Necati Kalafat’tan seçim eleştirisi
GURBET YAVUKLU
Veli-Der İzmir Şube Başkanı Necati Kalafat, Sultan Gümüş Kaya ile Birinci Sayfa programına konuk oldu. Seçime sayılı günler kala parti liderleri ve cumhurbaşkanı adayları son kozlarını oynarken, Başkan Kalafat asıl meselelerin göz ardı edildiğini kaydetti.

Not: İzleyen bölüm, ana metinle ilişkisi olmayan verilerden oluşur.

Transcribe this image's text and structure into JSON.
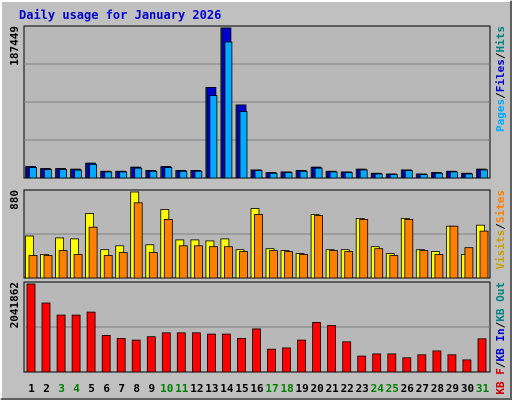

Canlı yayında önemli mesajlar veren Kalafat, şu ifadeleri kullandı: “Seçimler elbette konuşulur ama asıl mesele öğrencilerin geleceğiyle ilgili… İktidarlar değişir veya kalır ama eğitim hayatı bir program dahilinde yürümeli. Seçim öncesinde bunların gündeme gelmesi bizi de mutlu ediyor programa katılma isteğimiz de buradan geliyor. En büyük problemlerimizden biri öğrencilerin beslenememesi!”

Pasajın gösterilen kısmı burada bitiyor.